Thirteen months ago, Business Insider's Josh Barro criticized liberals for defending former President Obama's decision to accept a $400,000 speaking fee from investment bank Cantor Fitzgerald. Evidently, it was even worse, given that we soon afterward learned that the 44th President had already been paid $800,000 for having delivered speeches to two other Wall Street firms.
Still, Barack Obama is no longer in public office and since Hillary Clinton, running for a third Obama term, was defeated in a stunning upset, Democratic losses in backlash to his presidency are diminishing. Consequently, as Barro noted
The concern is not that Obama receiving such a fee will influence Obama's future policy decisions about Wall Street (he won't make any) but that if he goes around collecting such fees, he will make voters more wary of the intentions of future center-left politicians who run in his mold, as happened with Blair. Bernie Sanders' strong appeal in the 2016 primaries, which wasn't limited to far-left voters, shows that many voters are concerned about such matters.

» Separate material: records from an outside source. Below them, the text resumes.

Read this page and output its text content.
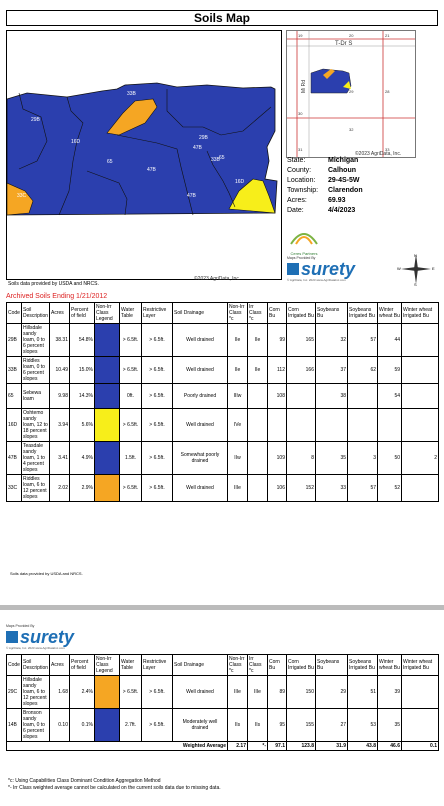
Soils Map
33B
29B
16D
65
47B
29B
33B 65
47B
16D
33C	47B
Soils data provided by USDA and NRCS.
©2023 AgriData, Inc.
T-Dr S
Mi Rd
19	20	21
30
29	28
31
32
33
©2023 AgriData, Inc.
State:	Michigan
County:	Calhoun
Location:	29-4S-5W
Township:	Clarendon
Acres:	69.93
Date:	4/4/2023
Ceres Partners
Maps Provided By
surety
© AgriData, Inc. 2023 www.AgriDataInc.com
N
W	E
S
Archived Soils Ending 1/21/2012
Code	Soil Description	Acres	Percent of field	Non-Irr Class Legend	Water Table	Restrictive Layer	Soil Drainage	Non-Irr Class *c	Irr Class *c	Corn Bu	Corn Irrigated Bu	Soybeans Bu	Soybeans Irrigated Bu	Winter wheat Bu	Winter wheat Irrigated Bu
29B	Hillsdale sandy loam, 0 to 6 percent slopes	38.31	54.8%		> 6.5ft.	> 6.5ft.	Well drained	IIe	IIe	99	165	32	57	44	
33B	Riddles loam, 0 to 6 percent slopes	10.49	15.0%		> 6.5ft.	> 6.5ft.	Well drained	IIe	IIe	112	166	37	62	59	
65	Sebewa loam	9.98	14.3%		0ft.	> 6.5ft.	Poorly drained	IIIw		108		38		54	
16D	Oshtemo sandy loam, 12 to 18 percent slopes	3.94	5.6%		> 6.5ft.	> 6.5ft.	Well drained	IVe							
47B	Teasdale sandy loam, 1 to 4 percent slopes	3.41	4.9%		1.5ft.	> 6.5ft.	Somewhat poorly drained	IIw		109	8	35	3	50	2
33C	Riddles loam, 6 to 12 percent slopes	2.02	2.9%		> 6.5ft.	> 6.5ft.	Well drained	IIIe		106	152	33	57	52	
Soils data provided by USDA and NRCS.
Maps Provided By
surety
© AgriData, Inc. 2023 www.AgriDataInc.com
Code	Soil Description	Acres	Percent of field	Non-Irr Class Legend	Water Table	Restrictive Layer	Soil Drainage	Non-Irr Class *c	Irr Class *c	Corn Bu	Corn Irrigated Bu	Soybeans Bu	Soybeans Irrigated Bu	Winter wheat Bu	Winter wheat Irrigated Bu
29C	Hillsdale sandy loam, 6 to 12 percent slopes	1.68	2.4%		> 6.5ft.	> 6.5ft.	Well drained	IIIe	IIIe	89	150	29	51	39	
14B	Bronson sandy loam, 0 to 6 percent slopes	0.10	0.1%		2.7ft.	> 6.5ft.	Moderately well drained	IIs	IIs	95	155	27	53	35	
Weighted Average								2.17	*-	97.1	123.8	31.9	43.8	46.6	0.1
*c: Using Capabilities Class Dominant Condition Aggregation Method
*- Irr Class weighted average cannot be calculated on the current soils data due to missing data.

Evidently not enough voters, or at least not enough voters for Democratic members of Congress to stand firm against Wall Street donors. Barro's employer reported Tuesday
The House finalized on Tuesday the largest package of Wall Street banking reforms since the financial crisis, rolling back regulations on financial firms, from community banks to credit-reporting agencies.
The legislation — most commonly referred to as the Crapo bill after its author, the Senate banking committee chair Mike Crapo — is the result of more than a year of negotiations among House Republicans, Senate Republicans, and a group of Senate Democrats that support the measure.